Spring ushers in mating and nesting season where territorial drama begins as males begin looking for mates. Normally this process plays out without much fanfare; minor disputes are observed as these bold colorful males chase each other around. A display which up until a few weeks ago always appeared to be more bark than bite. At least that is what I thought; little did I know that a battle was slowly brewing. It began with an aggressive aerial pursuit between two male Cardinals that escalated into some serious wing to wing combat. At the heart of the matter, I believe is one particular female maiden which appears to be the object of their desire.

While outside one morning a strange rustling sound caught my attention. Before I could say (ouch) these two males violently hit the pavement of my driveway, a fight worthy of any neighborhood bar brawl, these birds were obviously out for blood. Not only did this startle me, it managed to wake up my old cat Dixie from what seems like the ten year nap he has been taking. The fight ended as quickly as it began leaving one stunned bird on the ground. While I wondered if he was seriously hurt, old Dixie began to contemplate the birding days of his youth. Slowly Dixie and I began to approach the downed Cardinal our motives of course entirely different, the bird meanwhile regained his senses and luckily flew off seemingly no worse for the wear.

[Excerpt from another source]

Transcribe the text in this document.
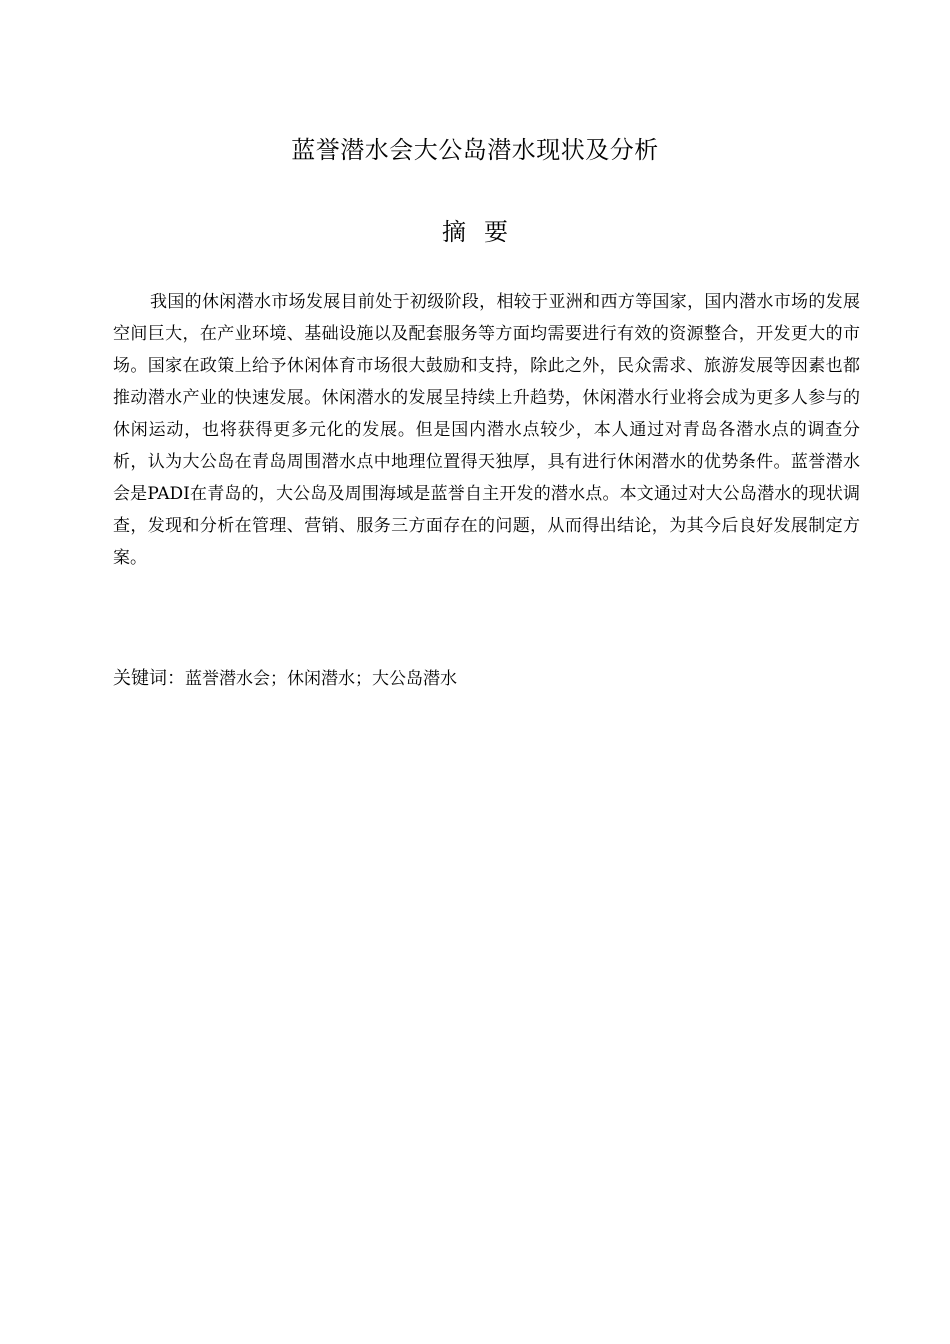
蓝誉潜水会大公岛潜水现状及分析
摘要

我国的休闲潜水市场发展目前处于初级阶段，相较于亚洲和西方等国家，国内潜水市场的发展空间巨大，在产业环境、基础设施以及配套服务等方面均需要进行有效的资源整合，开发更大的市场。国家在政策上给予休闲体育市场很大鼓励和支持，除此之外，民众需求、旅游发展等因素也都推动潜水产业的快速发展。休闲潜水的发展呈持续上升趋势，休闲潜水行业将会成为更多人参与的休闲运动，也将获得更多元化的发展。但是国内潜水点较少，本人通过对青岛各潜水点的调查分析，认为大公岛在青岛周围潜水点中地理位置得天独厚，具有进行休闲潜水的优势条件。蓝誉潜水会是PADI在青岛的，大公岛及周围海域是蓝誉自主开发的潜水点。本文通过对大公岛潜水的现状调查，发现和分析在管理、营销、服务三方面存在的问题，从而得出结论，为其今后良好发展制定方案。

关键词：蓝誉潜水会；休闲潜水；大公岛潜水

 Dixie went back to sleep, while I went about my day with the certainty that one battle scarred Cardinal claimed both victory and the fair maiden restoring peace once again upon my land. Hardly the fairy tale I envisioned, these dueling lotharios have continued their violent battle which leaves me to wonder how much longer can this avian soap opera last.

FYI: Mated pairs of Northern Cardinals can often be seen with one another. Unlike many other songbirds both the male and female sing.